Pride & Rebellion Are Always Partners

Numbers 16:1-3, "Now Korah, the son of Izhar, the son of Kohath, the son of Levi, and Dathan and Abiram, the sons of Eliab, and On, the son of Peleth, sons of Reuben, took men: And they rose up before Moses, with certain of the children of Israel, two hundred and fifty princes of the assembly, famous in the congregation, men of renown: And they gathered themselves together against Moses and against Aaron, and said unto them, Ye take too much upon you, seeing all the congregation are holy, every one of them, and the LORD is among them: wherefore then lift ye up yourselves above the congregation of the LORD?"


I don't know of many things that could be more negative and destructive to the cause of Christ than pride and rebellion.
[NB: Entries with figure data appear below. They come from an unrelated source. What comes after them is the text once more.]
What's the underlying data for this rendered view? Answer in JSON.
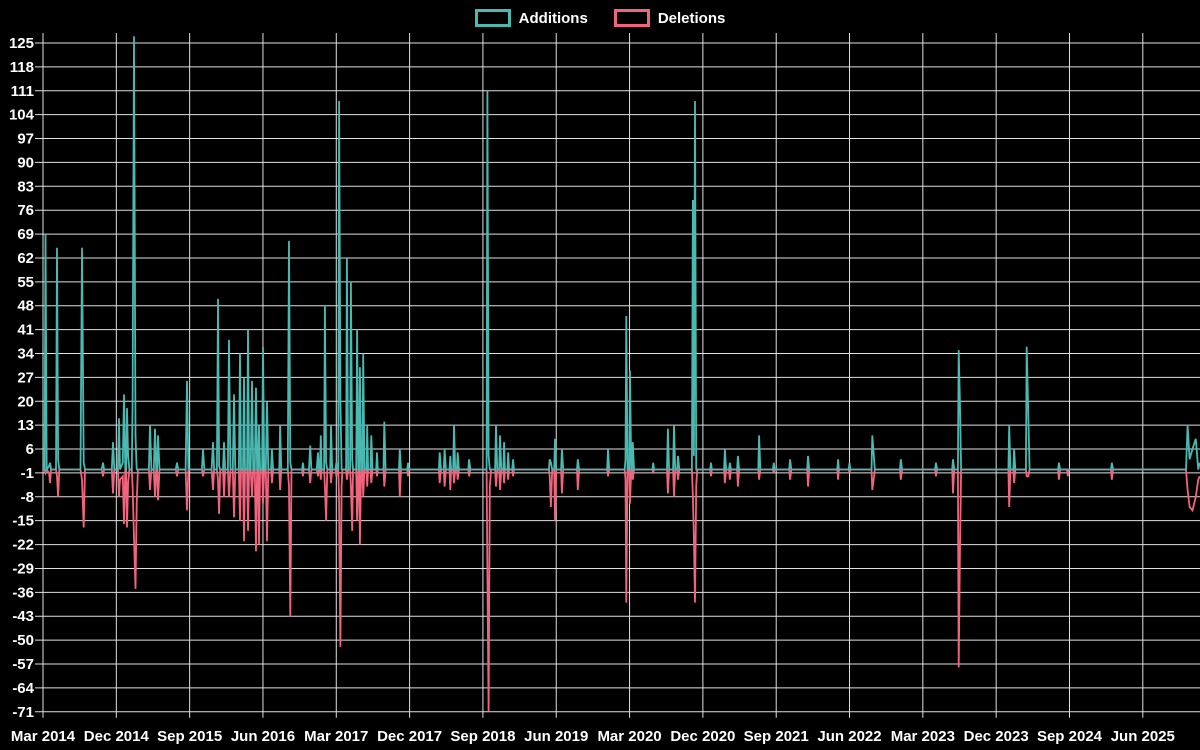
{
  "legend": {
    "items": [
      {
        "label": "Additions",
        "color": "#4ab9b1"
      },
      {
        "label": "Deletions",
        "color": "#f2647d"
      }
    ]
  },
  "chart_data": {
    "type": "line",
    "title": "",
    "grid": true,
    "legend_position": "top-center",
    "background_color": "#000000",
    "grid_color": "#e0e0e0",
    "text_color": "#ffffff",
    "series": [
      {
        "name": "Additions",
        "color": "#4ab9b1"
      },
      {
        "name": "Deletions",
        "color": "#f2647d"
      }
    ],
    "y_axis": {
      "min": -71,
      "max": 125,
      "tick_step": 7,
      "ticks": [
        125,
        118,
        111,
        104,
        97,
        90,
        83,
        76,
        69,
        62,
        55,
        48,
        41,
        34,
        27,
        20,
        13,
        6,
        -1,
        -8,
        -15,
        -22,
        -29,
        -36,
        -43,
        -50,
        -57,
        -64,
        -71
      ]
    },
    "x_axis": {
      "unit": "months since Mar 2014",
      "tick_interval_months": 9,
      "range_months": [
        0,
        142
      ],
      "tick_labels": [
        "Mar 2014",
        "Dec 2014",
        "Sep 2015",
        "Jun 2016",
        "Mar 2017",
        "Dec 2017",
        "Sep 2018",
        "Jun 2019",
        "Mar 2020",
        "Dec 2020",
        "Sep 2021",
        "Jun 2022",
        "Mar 2023",
        "Dec 2023",
        "Sep 2024",
        "Jun 2025"
      ]
    },
    "points_format": [
      "month_offset",
      "additions",
      "deletions"
    ],
    "points": [
      [
        0,
        0,
        0
      ],
      [
        0.2,
        0,
        0
      ],
      [
        0.31,
        69,
        -1
      ],
      [
        0.45,
        0,
        0
      ],
      [
        0.75,
        1,
        -1
      ],
      [
        0.86,
        2,
        -4
      ],
      [
        1,
        0,
        0
      ],
      [
        1.6,
        0,
        0
      ],
      [
        1.72,
        65,
        -2
      ],
      [
        1.85,
        3,
        -8
      ],
      [
        2,
        0,
        0
      ],
      [
        4.6,
        0,
        0
      ],
      [
        4.79,
        65,
        -3
      ],
      [
        5,
        2,
        -17
      ],
      [
        5.15,
        0,
        0
      ],
      [
        7.2,
        0,
        0
      ],
      [
        7.36,
        2,
        -2
      ],
      [
        7.5,
        0,
        0
      ],
      [
        8.45,
        0,
        0
      ],
      [
        8.59,
        8,
        -7
      ],
      [
        8.75,
        0,
        0
      ],
      [
        9.2,
        0,
        0
      ],
      [
        9.33,
        15,
        -8
      ],
      [
        9.45,
        0,
        -3
      ],
      [
        9.8,
        2,
        -2
      ],
      [
        9.94,
        22,
        -16
      ],
      [
        10.1,
        0,
        0
      ],
      [
        10.2,
        0,
        0
      ],
      [
        10.31,
        18,
        -17
      ],
      [
        10.45,
        4,
        -4
      ],
      [
        10.6,
        0,
        0
      ],
      [
        10.9,
        0,
        0
      ],
      [
        11,
        20,
        -5
      ],
      [
        11.17,
        127,
        -20
      ],
      [
        11.35,
        10,
        -35
      ],
      [
        11.5,
        0,
        -10
      ],
      [
        11.65,
        0,
        0
      ],
      [
        13,
        0,
        0
      ],
      [
        13.13,
        13,
        -6
      ],
      [
        13.3,
        0,
        0
      ],
      [
        13.6,
        0,
        0
      ],
      [
        13.75,
        12,
        -8
      ],
      [
        13.9,
        0,
        0
      ],
      [
        14,
        0,
        0
      ],
      [
        14.12,
        10,
        -9
      ],
      [
        14.3,
        0,
        0
      ],
      [
        16.3,
        0,
        0
      ],
      [
        16.45,
        2,
        -2
      ],
      [
        16.6,
        0,
        0
      ],
      [
        17.5,
        0,
        0
      ],
      [
        17.67,
        26,
        -12
      ],
      [
        17.85,
        0,
        0
      ],
      [
        19.5,
        0,
        0
      ],
      [
        19.64,
        6,
        -2
      ],
      [
        19.8,
        0,
        0
      ],
      [
        20.7,
        0,
        0
      ],
      [
        20.87,
        8,
        -6
      ],
      [
        21,
        0,
        0
      ],
      [
        21.35,
        0,
        0
      ],
      [
        21.48,
        50,
        -3
      ],
      [
        21.62,
        1,
        -13
      ],
      [
        21.75,
        0,
        0
      ],
      [
        22.1,
        0,
        0
      ],
      [
        22.22,
        8,
        -8
      ],
      [
        22.35,
        0,
        0
      ],
      [
        22.7,
        0,
        0
      ],
      [
        22.83,
        38,
        -8
      ],
      [
        23,
        0,
        0
      ],
      [
        23.3,
        0,
        0
      ],
      [
        23.44,
        22,
        -14
      ],
      [
        23.6,
        0,
        0
      ],
      [
        24.05,
        0,
        0
      ],
      [
        24.18,
        34,
        -15
      ],
      [
        24.3,
        0,
        0
      ],
      [
        24.55,
        0,
        0
      ],
      [
        24.67,
        27,
        -21
      ],
      [
        24.8,
        0,
        0
      ],
      [
        25.05,
        0,
        0
      ],
      [
        25.16,
        41,
        -18
      ],
      [
        25.3,
        0,
        0
      ],
      [
        25.5,
        0,
        0
      ],
      [
        25.65,
        26,
        -8
      ],
      [
        25.8,
        0,
        0
      ],
      [
        26,
        0,
        0
      ],
      [
        26.14,
        24,
        -24
      ],
      [
        26.28,
        0,
        0
      ],
      [
        26.4,
        0,
        0
      ],
      [
        26.51,
        13,
        -22
      ],
      [
        26.65,
        0,
        0
      ],
      [
        26.9,
        0,
        0
      ],
      [
        27,
        36,
        -10
      ],
      [
        27.15,
        0,
        0
      ],
      [
        27.35,
        0,
        0
      ],
      [
        27.5,
        20,
        -21
      ],
      [
        27.65,
        0,
        0
      ],
      [
        28,
        0,
        0
      ],
      [
        28.1,
        6,
        -4
      ],
      [
        28.25,
        0,
        0
      ],
      [
        29,
        0,
        0
      ],
      [
        29.1,
        13,
        -6
      ],
      [
        29.25,
        0,
        0
      ],
      [
        30.05,
        0,
        0
      ],
      [
        30.2,
        67,
        -5
      ],
      [
        30.35,
        2,
        -43
      ],
      [
        30.5,
        0,
        0
      ],
      [
        31.8,
        0,
        0
      ],
      [
        31.9,
        2,
        -2
      ],
      [
        32,
        0,
        0
      ],
      [
        32.65,
        0,
        0
      ],
      [
        32.8,
        7,
        -4
      ],
      [
        32.95,
        0,
        0
      ],
      [
        33.6,
        0,
        0
      ],
      [
        33.75,
        5,
        -2
      ],
      [
        33.85,
        0,
        0
      ],
      [
        34,
        0,
        0
      ],
      [
        34.1,
        10,
        -3
      ],
      [
        34.2,
        0,
        0
      ],
      [
        34.5,
        0,
        0
      ],
      [
        34.6,
        48,
        -5
      ],
      [
        34.75,
        2,
        -15
      ],
      [
        34.9,
        0,
        0
      ],
      [
        35.25,
        0,
        0
      ],
      [
        35.35,
        13,
        -4
      ],
      [
        35.5,
        0,
        0
      ],
      [
        35.9,
        0,
        0
      ],
      [
        36,
        2,
        -2
      ],
      [
        36.1,
        0,
        0
      ],
      [
        36.25,
        0,
        0
      ],
      [
        36.35,
        108,
        -10
      ],
      [
        36.5,
        20,
        -52
      ],
      [
        36.65,
        0,
        -5
      ],
      [
        36.75,
        0,
        0
      ],
      [
        37.2,
        0,
        0
      ],
      [
        37.3,
        62,
        -3
      ],
      [
        37.45,
        0,
        0
      ],
      [
        37.7,
        0,
        0
      ],
      [
        37.8,
        55,
        -5
      ],
      [
        37.95,
        3,
        -18
      ],
      [
        38.05,
        0,
        0
      ],
      [
        38.45,
        0,
        0
      ],
      [
        38.55,
        41,
        -15
      ],
      [
        38.7,
        0,
        0
      ],
      [
        38.8,
        0,
        0
      ],
      [
        38.9,
        30,
        -22
      ],
      [
        39.05,
        0,
        0
      ],
      [
        39.2,
        0,
        0
      ],
      [
        39.3,
        34,
        -8
      ],
      [
        39.45,
        0,
        0
      ],
      [
        39.7,
        0,
        0
      ],
      [
        39.8,
        13,
        -5
      ],
      [
        39.9,
        0,
        0
      ],
      [
        40.2,
        0,
        0
      ],
      [
        40.3,
        10,
        -4
      ],
      [
        40.45,
        0,
        0
      ],
      [
        40.9,
        0,
        0
      ],
      [
        41,
        5,
        -2
      ],
      [
        41.1,
        0,
        0
      ],
      [
        41.8,
        0,
        0
      ],
      [
        41.9,
        14,
        -5
      ],
      [
        42.05,
        0,
        0
      ],
      [
        43.7,
        0,
        0
      ],
      [
        43.8,
        6,
        -8
      ],
      [
        43.95,
        0,
        0
      ],
      [
        44.7,
        0,
        0
      ],
      [
        44.8,
        2,
        -2
      ],
      [
        44.9,
        0,
        0
      ],
      [
        48.6,
        0,
        0
      ],
      [
        48.7,
        5,
        -4
      ],
      [
        48.85,
        0,
        0
      ],
      [
        49.2,
        0,
        0
      ],
      [
        49.3,
        6,
        -5
      ],
      [
        49.45,
        0,
        0
      ],
      [
        49.9,
        0,
        0
      ],
      [
        50,
        4,
        -6
      ],
      [
        50.1,
        0,
        0
      ],
      [
        50.35,
        0,
        0
      ],
      [
        50.45,
        13,
        -4
      ],
      [
        50.6,
        0,
        0
      ],
      [
        50.8,
        0,
        0
      ],
      [
        50.9,
        5,
        -3
      ],
      [
        51.05,
        0,
        0
      ],
      [
        52.2,
        0,
        0
      ],
      [
        52.3,
        3,
        -2
      ],
      [
        52.45,
        0,
        0
      ],
      [
        54.45,
        0,
        0
      ],
      [
        54.55,
        111,
        -30
      ],
      [
        54.7,
        4,
        -71
      ],
      [
        54.85,
        0,
        -5
      ],
      [
        55,
        0,
        0
      ],
      [
        55.5,
        0,
        0
      ],
      [
        55.6,
        13,
        -5
      ],
      [
        55.75,
        0,
        0
      ],
      [
        56,
        0,
        0
      ],
      [
        56.1,
        10,
        -6
      ],
      [
        56.25,
        0,
        0
      ],
      [
        56.5,
        0,
        0
      ],
      [
        56.6,
        8,
        -4
      ],
      [
        56.7,
        0,
        0
      ],
      [
        57,
        0,
        0
      ],
      [
        57.1,
        5,
        -3
      ],
      [
        57.2,
        0,
        0
      ],
      [
        57.6,
        0,
        0
      ],
      [
        57.7,
        3,
        -2
      ],
      [
        57.8,
        0,
        0
      ],
      [
        62.1,
        0,
        0
      ],
      [
        62.2,
        3,
        -2
      ],
      [
        62.35,
        2,
        -11
      ],
      [
        62.5,
        0,
        0
      ],
      [
        62.75,
        0,
        0
      ],
      [
        62.85,
        9,
        -15
      ],
      [
        63,
        0,
        0
      ],
      [
        63.6,
        0,
        0
      ],
      [
        63.7,
        6,
        -7
      ],
      [
        63.85,
        0,
        0
      ],
      [
        65.55,
        0,
        0
      ],
      [
        65.65,
        3,
        -6
      ],
      [
        65.8,
        0,
        0
      ],
      [
        69.25,
        0,
        0
      ],
      [
        69.35,
        6,
        -2
      ],
      [
        69.5,
        0,
        0
      ],
      [
        71.4,
        0,
        0
      ],
      [
        71.5,
        3,
        -3
      ],
      [
        71.6,
        45,
        -39
      ],
      [
        71.75,
        0,
        0
      ],
      [
        71.95,
        0,
        0
      ],
      [
        72.05,
        29,
        -10
      ],
      [
        72.2,
        0,
        0
      ],
      [
        72.3,
        0,
        0
      ],
      [
        72.4,
        8,
        -3
      ],
      [
        72.55,
        0,
        0
      ],
      [
        74.8,
        0,
        0
      ],
      [
        74.9,
        2,
        -1
      ],
      [
        75,
        0,
        0
      ],
      [
        76.6,
        0,
        0
      ],
      [
        76.7,
        12,
        -7
      ],
      [
        76.85,
        0,
        0
      ],
      [
        77.35,
        0,
        0
      ],
      [
        77.45,
        13,
        -8
      ],
      [
        77.6,
        0,
        0
      ],
      [
        77.85,
        0,
        0
      ],
      [
        77.95,
        4,
        -3
      ],
      [
        78.1,
        0,
        0
      ],
      [
        79.65,
        0,
        0
      ],
      [
        79.78,
        79,
        -8
      ],
      [
        79.9,
        4,
        -20
      ],
      [
        80.03,
        108,
        -39
      ],
      [
        80.18,
        0,
        -5
      ],
      [
        80.3,
        0,
        0
      ],
      [
        81.9,
        0,
        0
      ],
      [
        82,
        2,
        -2
      ],
      [
        82.1,
        0,
        0
      ],
      [
        83.6,
        0,
        0
      ],
      [
        83.7,
        6,
        -4
      ],
      [
        83.85,
        0,
        0
      ],
      [
        84.2,
        0,
        0
      ],
      [
        84.3,
        2,
        -3
      ],
      [
        84.45,
        0,
        0
      ],
      [
        85.2,
        0,
        0
      ],
      [
        85.3,
        4,
        -5
      ],
      [
        85.45,
        0,
        0
      ],
      [
        87.8,
        0,
        0
      ],
      [
        87.9,
        10,
        -3
      ],
      [
        88.05,
        0,
        0
      ],
      [
        89.6,
        0,
        0
      ],
      [
        89.7,
        2,
        -1
      ],
      [
        89.8,
        0,
        0
      ],
      [
        91.6,
        0,
        0
      ],
      [
        91.7,
        3,
        -3
      ],
      [
        91.85,
        0,
        0
      ],
      [
        93.8,
        0,
        0
      ],
      [
        93.9,
        4,
        -5
      ],
      [
        94.05,
        0,
        0
      ],
      [
        97.5,
        0,
        0
      ],
      [
        97.6,
        3,
        -3
      ],
      [
        97.7,
        0,
        0
      ],
      [
        98.9,
        0,
        0
      ],
      [
        99,
        2,
        -1
      ],
      [
        99.1,
        0,
        0
      ],
      [
        101.7,
        0,
        0
      ],
      [
        101.8,
        10,
        -6
      ],
      [
        101.95,
        5,
        -3
      ],
      [
        102.1,
        0,
        0
      ],
      [
        105.2,
        0,
        0
      ],
      [
        105.3,
        3,
        -3
      ],
      [
        105.45,
        0,
        0
      ],
      [
        109.5,
        0,
        0
      ],
      [
        109.6,
        2,
        -2
      ],
      [
        109.75,
        0,
        0
      ],
      [
        111.6,
        0,
        0
      ],
      [
        111.7,
        3,
        -7
      ],
      [
        111.85,
        0,
        0
      ],
      [
        112.3,
        0,
        0
      ],
      [
        112.4,
        35,
        -58
      ],
      [
        112.55,
        20,
        -25
      ],
      [
        112.7,
        0,
        0
      ],
      [
        118.5,
        0,
        0
      ],
      [
        118.6,
        13,
        -11
      ],
      [
        118.75,
        0,
        0
      ],
      [
        119.1,
        0,
        0
      ],
      [
        119.2,
        6,
        -4
      ],
      [
        119.35,
        0,
        0
      ],
      [
        120.65,
        0,
        0
      ],
      [
        120.75,
        36,
        -2
      ],
      [
        120.95,
        16,
        -2
      ],
      [
        121.1,
        0,
        0
      ],
      [
        124.6,
        0,
        0
      ],
      [
        124.7,
        2,
        -3
      ],
      [
        124.85,
        0,
        0
      ],
      [
        125.7,
        0,
        0
      ],
      [
        125.8,
        0,
        -2
      ],
      [
        125.9,
        0,
        0
      ],
      [
        131.1,
        0,
        0
      ],
      [
        131.2,
        2,
        -3
      ],
      [
        131.35,
        0,
        0
      ],
      [
        140.3,
        0,
        0
      ],
      [
        140.5,
        13,
        -6
      ],
      [
        140.75,
        3,
        -11
      ],
      [
        141.1,
        6,
        -12
      ],
      [
        141.5,
        9,
        -8
      ],
      [
        141.8,
        0,
        -3
      ],
      [
        142,
        2,
        -2
      ]
    ]
  }
}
Moses had been called by God to lead the children of Israel, and Aaron had also been chosen by the LORD, to be the official priestly representative in the ministry of the tabernacle.  One of the Levites, Korah by name, brought a group of men, who decided they were going to elevate themselves to a position they had not been given by the Lord, and this deed of pride and rebellion was in direct opposition to the LORD, to Moses, and to Aaron, His called servants. 

God works through structured leadership, God calls people to various positions, and expects His people to submit to His ordained leaders.  I have seen people who wanted to complain and rise up against God's chosen leaders rather than cooperate and promote harmony, submission and teamwork in a church environment.  Korah developed this attitude of pride and rebellion and for some reason thought God would bless His actions. Nothing is further from the truth, and God opened the ground underneath these men and their families to remove their rebellious pride from among the congregation. (vs. 16:32) This was God's way of not only judging the sin of Korah and his rebels, but it was also God's way of instilling fear in those who remained to see the judgment. 

On two occasions in Hebrews 13 we are commanded how to respond to those who rule (oversee) our spiritual lives.  Hebrews 13:7, "Remember them which have the rule over you, who have spoken unto you the word of God: whose faith follow, considering the end of their conversation."  In Hebrews 13:17, "Obey them that have the rule over you, and submit yourselves: for they watch for your souls, as they that must give account, that they may do it with joy, and not with grief: for that is unprofitable for you."  Lastly in the book of 1 Thessalonians 5:12-13, "...we beseech you, brethren, to know them which labour among you, and are over you in the Lord, and admonish you; And to esteem them very highly in love for their work's sake.  And be at peace among yourselves."

It is important that we understand that God works through structured leadership. He calls people to certain positions to labor among us, they are separated by Him to these positions, and God's expectation is for His people to follow their faith, to respond in obedience and submission, and highly esteem them in love for the work they do for the Lord and His people. Korah obviously missed God's will when he rose up against Moses and Aaron.  Godly leaders are not perfect, but they are chosen, and we need to make sure not to rise up against them, we need to work in harmony to achieve the will of God.

Your Friend and HIS,
Pastor Abbott

1.  How do you view God ordained authorities?  What struggles might you have in obeying their leadership?

2.  Have you ever rebelled against God's authority?  Did you have other avenues you God have pursued?  What would you do differently today?

3.  Write a brief summary of your understanding of Hebrews 13:7 and 13:17.  Does this change your opinion concerning God ordained leadership?

4.  What two things should you do in response to godly authority according to 1 Thessalonians 5:12-13?